Even though Optane is gone, DAOS still leverages some of Intel’s technology, like its communications protocol, Intel Omnipath. This protocol operates similarly to Infiniband and uses Intel cards to connect compute nodes. These nodes communicate with metadata servers to locate files during read/write requests and then transfer data efficiently via Remote Direct Memory Access (RDMA) over Converged Ethernet (RoCE).
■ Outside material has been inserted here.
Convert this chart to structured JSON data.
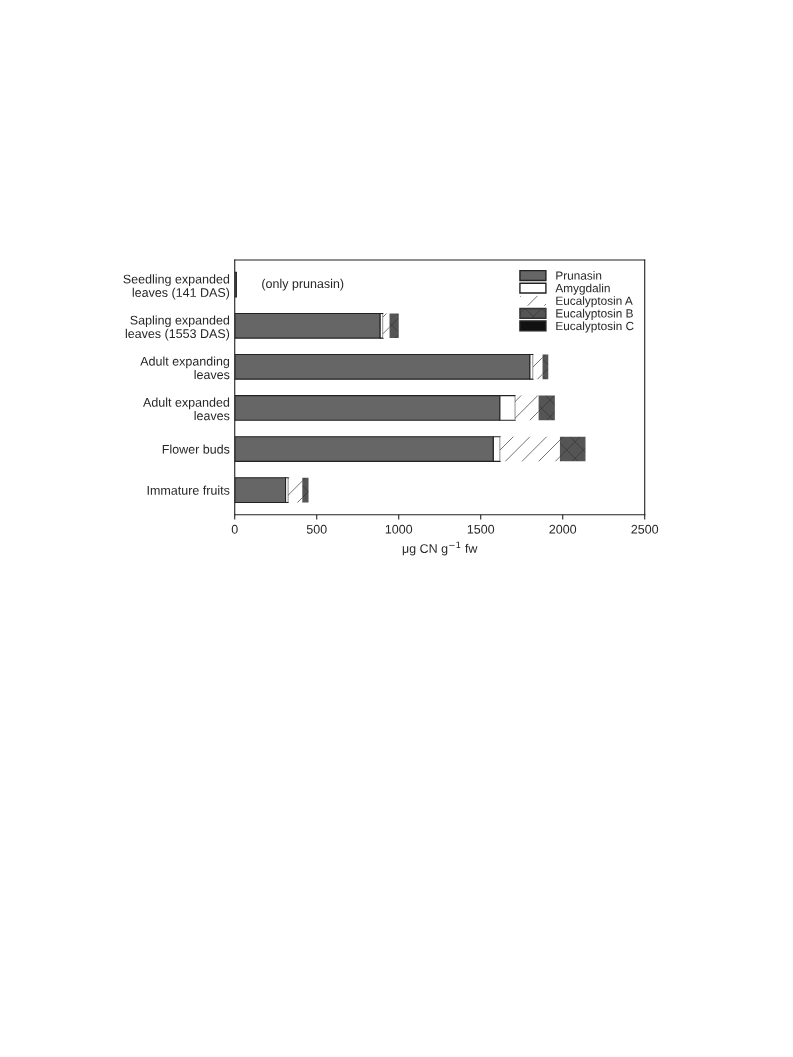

Barak Epstein, GCP’s product director, highlighted that this setup maximizes data flow to GPUs and TPUs. He noted that Parallelstore supports the read/write needs of thousands of virtual machines, GPUs, and TPUs, catering to a wide range of AI and high-performance computing tasks. For max deployments, users can expect throughput up to 115GBps, three million read IOPS, and one million write IOPS, boasting a latency close to 0.3 milliseconds.

Epstein pointed out that Parallelstore is also effective for small files, providing random, distributed access to many clients. AI model training times can be boosted by nearly four times compared to traditional machine learning data loaders.

To prepare for this, GCP encourages customers to first upload data to Google Cloud Storage, making it accessible for various GCP use cases. Using the Storage Insights Dataset service from the Gemini AI suite, customers can pick out data suited for AI processing. Once selected, transferring this training data to Parallelstore happens at 20GBps. For smaller files—less than 32MB—it can handle 5,000 files per second.

Beyond AI, Parallelstore is available for Kubernetes clusters through GCP’s Google Container Engine (GKE) with dedicated CSI drivers. This integration allows administrators to manage Parallelstore volumes just like any other GKE storage.

DAOS separates data and control planes while keeping I/O metadata and indexing workloads distinct from bulk storage. It utilizes fast, persistent memory for metadata storage and NVMe solid-state drives for bulk data. Intel claims that DAOS’s read/write I/O performance scales almost linearly with more client I/O requests, making it especially suitable for cloud and shared environments.